A couple of mortars spit out grenades. For a moment the attack is held up, but new waves come flocking from the ravines and slopes of the mountains. They seem inexhaustible. Incessantly, dark figures storm forward.
The mortar section gets the range and stops the attack. Shrill screams hang in the night, which shields the bloody business along the railway track from sight.
The attackers withdraw as suddenly as they came; tracer streams glittering after them. Hand-grenades fly through the air, and the blue glare of explosions light up cliffs and earthworks. There is a photographic glimpse of a human body suspended in the air. Then a falling death-scream.
Close to the track is an old fortification where a group of partisans have taken cover. A bundle of hand-grenades tears the
steel door from its hinges. A couple of Molotov cocktails disappear into the dark. A hollow muffled explosion follows and flame flashes from the firing slits. The survivors stagger out with clothes on fire. The machine-guns take care of them.
Porta wipes the sweat from his face and crawls from under the waggon together with Tiny. Carl’s cheek has been torn open by a piece of shrapnel.

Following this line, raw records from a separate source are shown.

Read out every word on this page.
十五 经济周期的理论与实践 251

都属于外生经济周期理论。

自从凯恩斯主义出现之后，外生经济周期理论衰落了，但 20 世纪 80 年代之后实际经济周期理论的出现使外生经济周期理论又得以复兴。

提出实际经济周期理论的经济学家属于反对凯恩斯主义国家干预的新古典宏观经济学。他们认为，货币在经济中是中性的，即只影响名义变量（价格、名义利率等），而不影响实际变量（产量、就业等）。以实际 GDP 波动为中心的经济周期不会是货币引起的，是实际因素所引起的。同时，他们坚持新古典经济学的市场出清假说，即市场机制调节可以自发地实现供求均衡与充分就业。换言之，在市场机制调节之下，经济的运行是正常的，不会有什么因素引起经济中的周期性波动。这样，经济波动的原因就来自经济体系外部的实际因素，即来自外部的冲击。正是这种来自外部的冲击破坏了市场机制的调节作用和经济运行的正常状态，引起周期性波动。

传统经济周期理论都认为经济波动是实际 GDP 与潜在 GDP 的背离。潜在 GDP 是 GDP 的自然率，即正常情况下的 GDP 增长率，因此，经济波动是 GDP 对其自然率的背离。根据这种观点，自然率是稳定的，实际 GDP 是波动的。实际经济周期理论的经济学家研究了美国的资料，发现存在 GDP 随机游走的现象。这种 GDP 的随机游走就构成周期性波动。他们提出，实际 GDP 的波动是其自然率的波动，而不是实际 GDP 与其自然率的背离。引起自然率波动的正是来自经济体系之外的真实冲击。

A medical orderly fixes it up with two large pieces of tape.
‘Shit!’ he cries. ‘Here we are on escort duty and according to the manual the prisoner must arrive at destination unhurt. These partisans don’t seem to have read the manual though.’
A deafening explosion shatters the silence and blue flame fountains upwards. It seems as if the whole mountain has gone up. Great rocks come tumbling down the slope carrying partisans and German soldiers with them into the depths. With a long rolling roar the avalanche rolls over the train taking several carriages with it into the river.
‘Gawd Almighty!’ gasps Tiny, ‘if we ’adn’t the luck of the bleedin’ devil ’imself we wouldn’t ’ave lived to be this old.’